The critical roles of immune cells in mediating the morphological changes that occur in the mammary gland over the course of adult life pose unique immunological challenges for this tissue. Inflammation can promote tumorigenesis, and cancer cells must avoid destruction by the immune system in order to survive [2]. Therefore, the involvement of immune cells in normal mammary gland morphogenesis is potentially of great significance to breast cancer risk and growth of incipient tumours in this microenvironment. The involvement of immune cells and inflammatory mediators such as cyclooxygenase 2 in the tissue remodelling that occurs during mammary gland involution is a specific example of how normal mammary gland developmental processes result in a microenvironment that promotes tumour development. Fornetti et al. highlight potential new approaches to prevent and treat breast cancers that arise during the involution period with immunotherapeutic agents. Immune system factors may also contribute to increased breast cancer risk associated with menstrual cycling, where regulation of the immune microenvironment by fluctuations in the hormones estrogen, progesterone and prolactin is discussed by Need et al.

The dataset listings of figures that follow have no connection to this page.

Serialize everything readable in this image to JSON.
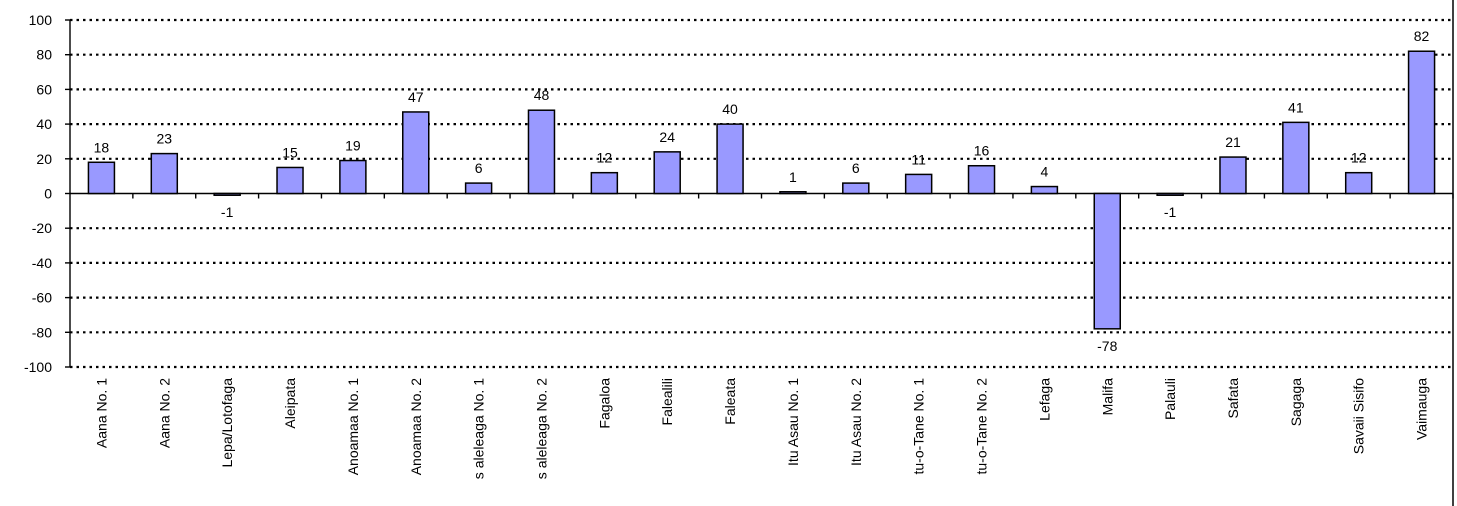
{
  "chart_data": {
    "type": "bar",
    "title": "",
    "xlabel": "",
    "ylabel": "",
    "ylim": [
      -100,
      100
    ],
    "yticks": [
      100,
      80,
      60,
      40,
      20,
      0,
      -20,
      -40,
      -60,
      -80,
      -100
    ],
    "grid": true,
    "legend": "none",
    "bar_color": "#9999ff",
    "categories": [
      "Aana No. 1",
      "Aana No. 2",
      "Lepa/Lotofaga",
      "Aleipata",
      "Anoamaa No. 1",
      "Anoamaa No. 2",
      "s aleleaga No. 1",
      "s aleleaga No. 2",
      "Fagaloa",
      "Falealili",
      "Faleata",
      "Itu Asau No. 1",
      "Itu Asau No. 2",
      "tu-o-Tane No. 1",
      "tu-o-Tane No. 2",
      "Lefaga",
      "Malifa",
      "Palauli",
      "Safata",
      "Sagaga",
      "Savaii Sisifo",
      "Vaimauga"
    ],
    "values": [
      18,
      23,
      -1,
      15,
      19,
      47,
      6,
      48,
      12,
      24,
      40,
      1,
      6,
      11,
      16,
      4,
      -78,
      -1,
      21,
      41,
      12,
      82
    ]
  }
}
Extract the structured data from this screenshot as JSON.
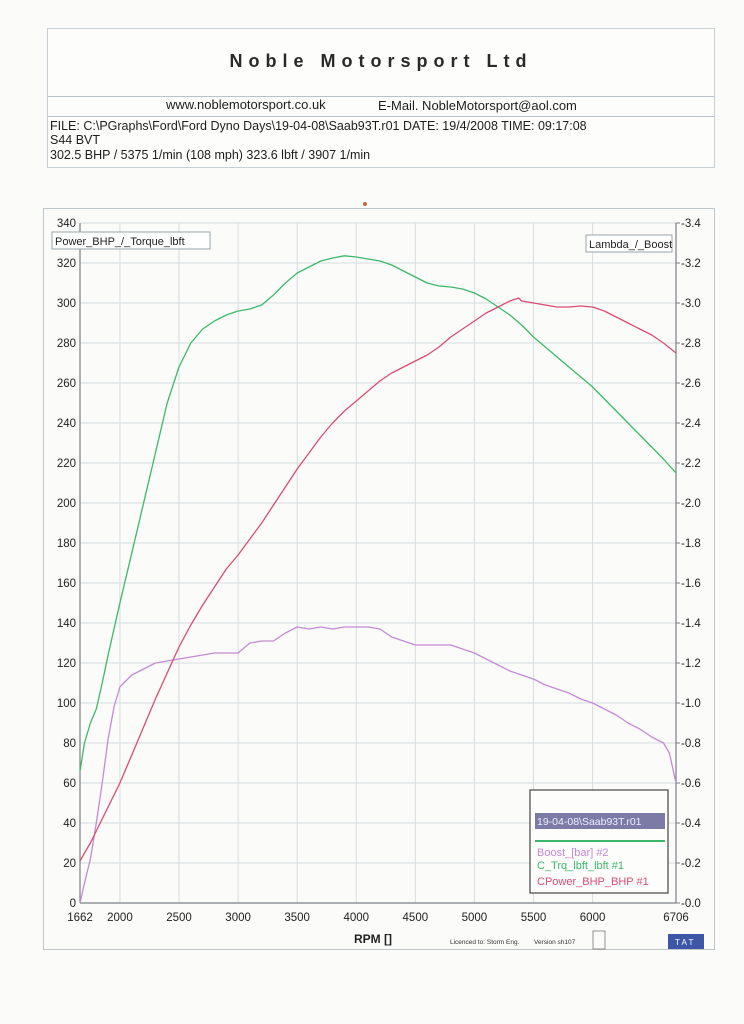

This special edition of the Journal of Mammary Gland Biology and Neoplasia is focused on the immune microenvironment in mammary gland development and cancer. The issue is a timely analysis of all that has been discovered on the contribution of the immune system to mammary gland health and disease. These reviews highlight the cutting edge research that promises the next 20 years will see many exciting new developments in this field. Indeed, it is encouraging to see the emergence of fresh ideas that challenge old paradigms and propose new directions for novel immunotherapies to prevent and treat breast diseases. Many thanks to the contributors and reviewers who lent their expertise to this edition, their enthusiasm and hard work made it a pleasure to compile these reviews.